La main mil­lé­naire a déjà plus d’un an. Belle revue menée par Jean-Pierre Védrines, que les lec­teurs de Recours au Poème connaissent bien, et qui en son troi­sième opus met Christian Viguié à l’honneur. La revue s’ouvre d’ailleurs sur un ensemble for­mi­dable de textes du poète avant de lais­ser la place à des voix qui, pour être variées, n’en sont pas moins sou­vent fortes. Ainsi : Gérard Farasse, Max Alhau, Jo Pacini, Quine Chevalier, André Morel, Julien Fortier ou encore Ida Jaroschek. On lira aus­si les poèmes de Pascal Boulanger, Gwen Garnier-Duguy et Mathieu Hilfiger ou l’échange de lettres entre Matthieu Gosztola et André du Bouchet, quatre col­la­bo­ra­teurs régu­liers de notre maga­zine. Jean-Pierre Védrines en cette main mil­lé­naire a réus­si son pari : relan­cer une revue talen­tueuse du côté de Montpellier.

La main mil­lé­naire. Jean-Pierre Védrines. 126 rue du Canneau. 34 400 Lunel.

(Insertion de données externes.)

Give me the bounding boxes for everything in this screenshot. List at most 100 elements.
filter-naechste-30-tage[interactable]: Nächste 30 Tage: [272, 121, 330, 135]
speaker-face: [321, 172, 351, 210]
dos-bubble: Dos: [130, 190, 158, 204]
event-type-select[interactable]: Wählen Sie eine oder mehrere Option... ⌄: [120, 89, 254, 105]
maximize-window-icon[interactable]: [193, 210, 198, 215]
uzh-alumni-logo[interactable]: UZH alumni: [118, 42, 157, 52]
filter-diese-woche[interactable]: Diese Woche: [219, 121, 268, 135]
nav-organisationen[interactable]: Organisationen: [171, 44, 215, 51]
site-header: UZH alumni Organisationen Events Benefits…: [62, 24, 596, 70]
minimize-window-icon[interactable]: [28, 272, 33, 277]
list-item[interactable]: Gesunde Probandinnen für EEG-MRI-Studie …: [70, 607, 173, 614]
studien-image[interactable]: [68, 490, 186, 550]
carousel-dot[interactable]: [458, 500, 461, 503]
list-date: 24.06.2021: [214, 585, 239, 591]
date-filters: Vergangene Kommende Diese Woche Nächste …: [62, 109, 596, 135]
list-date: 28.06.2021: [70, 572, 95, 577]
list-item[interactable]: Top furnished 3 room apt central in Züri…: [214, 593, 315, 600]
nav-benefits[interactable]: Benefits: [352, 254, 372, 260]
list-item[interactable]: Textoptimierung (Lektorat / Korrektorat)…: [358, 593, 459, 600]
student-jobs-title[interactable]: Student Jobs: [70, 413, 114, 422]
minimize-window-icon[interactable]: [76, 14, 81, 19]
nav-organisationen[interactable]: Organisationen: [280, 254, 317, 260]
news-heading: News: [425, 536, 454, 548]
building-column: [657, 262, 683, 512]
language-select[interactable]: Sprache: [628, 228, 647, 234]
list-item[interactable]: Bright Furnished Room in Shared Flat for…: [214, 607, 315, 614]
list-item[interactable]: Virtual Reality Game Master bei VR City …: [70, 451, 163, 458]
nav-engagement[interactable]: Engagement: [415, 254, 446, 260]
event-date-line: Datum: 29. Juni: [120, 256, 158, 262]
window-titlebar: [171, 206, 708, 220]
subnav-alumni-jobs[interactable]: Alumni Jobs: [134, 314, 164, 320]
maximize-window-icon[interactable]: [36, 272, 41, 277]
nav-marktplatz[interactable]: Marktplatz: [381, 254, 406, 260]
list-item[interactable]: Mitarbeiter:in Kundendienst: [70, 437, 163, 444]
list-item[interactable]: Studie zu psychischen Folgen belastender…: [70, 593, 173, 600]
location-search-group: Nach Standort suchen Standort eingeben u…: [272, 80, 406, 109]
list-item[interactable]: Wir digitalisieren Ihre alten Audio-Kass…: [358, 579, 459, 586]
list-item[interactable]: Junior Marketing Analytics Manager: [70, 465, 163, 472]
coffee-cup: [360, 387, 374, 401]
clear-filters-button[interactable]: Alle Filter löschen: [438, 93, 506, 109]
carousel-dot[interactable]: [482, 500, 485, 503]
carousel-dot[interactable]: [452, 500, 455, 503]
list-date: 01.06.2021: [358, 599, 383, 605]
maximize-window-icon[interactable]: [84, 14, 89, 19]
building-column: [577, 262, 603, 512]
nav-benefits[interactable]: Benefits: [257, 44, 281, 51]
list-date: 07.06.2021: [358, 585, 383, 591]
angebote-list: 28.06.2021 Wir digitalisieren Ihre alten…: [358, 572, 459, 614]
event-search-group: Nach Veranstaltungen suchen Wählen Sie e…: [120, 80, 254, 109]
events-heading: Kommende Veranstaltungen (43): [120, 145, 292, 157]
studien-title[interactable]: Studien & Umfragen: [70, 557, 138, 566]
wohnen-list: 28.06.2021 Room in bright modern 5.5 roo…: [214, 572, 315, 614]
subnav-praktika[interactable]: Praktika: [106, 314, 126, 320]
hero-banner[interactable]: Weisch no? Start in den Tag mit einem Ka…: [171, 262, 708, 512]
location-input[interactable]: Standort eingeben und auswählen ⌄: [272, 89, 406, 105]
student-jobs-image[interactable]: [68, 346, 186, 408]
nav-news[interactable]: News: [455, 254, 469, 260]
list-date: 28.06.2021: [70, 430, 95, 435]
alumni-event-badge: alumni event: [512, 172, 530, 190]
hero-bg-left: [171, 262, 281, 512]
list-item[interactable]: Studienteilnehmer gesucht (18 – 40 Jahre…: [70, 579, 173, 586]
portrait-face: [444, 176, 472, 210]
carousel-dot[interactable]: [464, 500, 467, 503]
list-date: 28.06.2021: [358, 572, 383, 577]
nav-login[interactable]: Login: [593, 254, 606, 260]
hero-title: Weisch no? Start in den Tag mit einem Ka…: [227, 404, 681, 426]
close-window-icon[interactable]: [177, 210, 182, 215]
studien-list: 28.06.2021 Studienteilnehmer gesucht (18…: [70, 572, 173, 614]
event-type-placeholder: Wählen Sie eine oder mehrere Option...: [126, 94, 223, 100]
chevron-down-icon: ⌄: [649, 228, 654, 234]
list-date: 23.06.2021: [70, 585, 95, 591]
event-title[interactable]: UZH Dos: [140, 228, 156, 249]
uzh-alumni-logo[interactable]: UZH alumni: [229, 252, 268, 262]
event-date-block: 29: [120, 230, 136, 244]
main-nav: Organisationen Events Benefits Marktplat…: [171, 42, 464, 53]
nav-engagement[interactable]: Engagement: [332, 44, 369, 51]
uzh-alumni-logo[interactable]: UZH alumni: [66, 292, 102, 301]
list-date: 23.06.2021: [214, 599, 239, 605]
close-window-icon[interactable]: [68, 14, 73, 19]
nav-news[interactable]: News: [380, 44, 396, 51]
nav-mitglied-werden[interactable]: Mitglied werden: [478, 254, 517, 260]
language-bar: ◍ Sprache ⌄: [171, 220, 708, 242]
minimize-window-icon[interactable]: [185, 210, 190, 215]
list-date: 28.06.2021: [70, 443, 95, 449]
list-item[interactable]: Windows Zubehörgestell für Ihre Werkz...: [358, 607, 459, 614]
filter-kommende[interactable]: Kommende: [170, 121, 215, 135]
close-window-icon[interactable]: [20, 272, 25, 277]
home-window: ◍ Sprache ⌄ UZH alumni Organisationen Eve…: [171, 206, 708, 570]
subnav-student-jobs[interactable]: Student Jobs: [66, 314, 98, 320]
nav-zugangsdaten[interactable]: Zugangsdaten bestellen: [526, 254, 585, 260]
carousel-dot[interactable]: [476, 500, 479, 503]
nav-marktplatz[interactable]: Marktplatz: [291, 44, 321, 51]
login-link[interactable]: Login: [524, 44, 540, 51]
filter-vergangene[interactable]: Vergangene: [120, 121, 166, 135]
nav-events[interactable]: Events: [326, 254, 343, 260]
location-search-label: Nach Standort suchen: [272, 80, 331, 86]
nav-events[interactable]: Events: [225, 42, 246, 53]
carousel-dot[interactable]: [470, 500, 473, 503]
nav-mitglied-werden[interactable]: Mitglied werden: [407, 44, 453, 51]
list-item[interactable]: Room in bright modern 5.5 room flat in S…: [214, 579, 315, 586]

jean.​pierre.​vedrines@​cegetel.​net

www​.lamain​mil​le​naire​.net

 

 De toutes les revues dont je parle ici, Phoenix est mal­gré les appa­rences la plus ancienne. Un numé­ro 6 appa­raît sur la cou­ver­ture, lui don­nant moins de deux ans d’âge mais cela est trom­peur : Phoenix suc­cède à Autre Sud laquelle suc­cé­dait à Sud. Ouvrir ses pages, c’est entrer de plain-pied dans l’histoire des revues fran­çaises de poé­sie, his­toire mar­quée au 20e siècle par la résis­tance dans le sud de la France. Une aven­ture monu­men­tale, aujourd’hui menée par André Ughetto. Ce numé­ro est consa­cré à Jean Métellus, une poé­sie enga­gée du côté de la négri­tude et mar­quée par le lan­gage des Antilles. On lira ce volume en accom­pa­gne­ment du récent recueil du même poète paru aux édi­tions Le Temps des Cerises. Le dos­sier est orches­tré par Jeanine Baude. Beau dos­sier qui per­met d’appréhender en pro­fon­deur la poé­sie de Métellus. Puis vient un hom­mage à Bernard Vargaftig dont la voix nous a quit­tés depuis peu. Un ensemble fort de poèmes aus­si, signés Georges Drano, Albertine Benedetto, Yves Broussard entre autres. Et en ver­sion bilingue la force de la voix du poète péru­vien Porfirio-Mamani-Macedo, dont plu­sieurs recueils sont dis­po­nibles en France. Une revue incon­tour­nable.

Phoenix. 4 rue Fénélon. 13006 Marseille.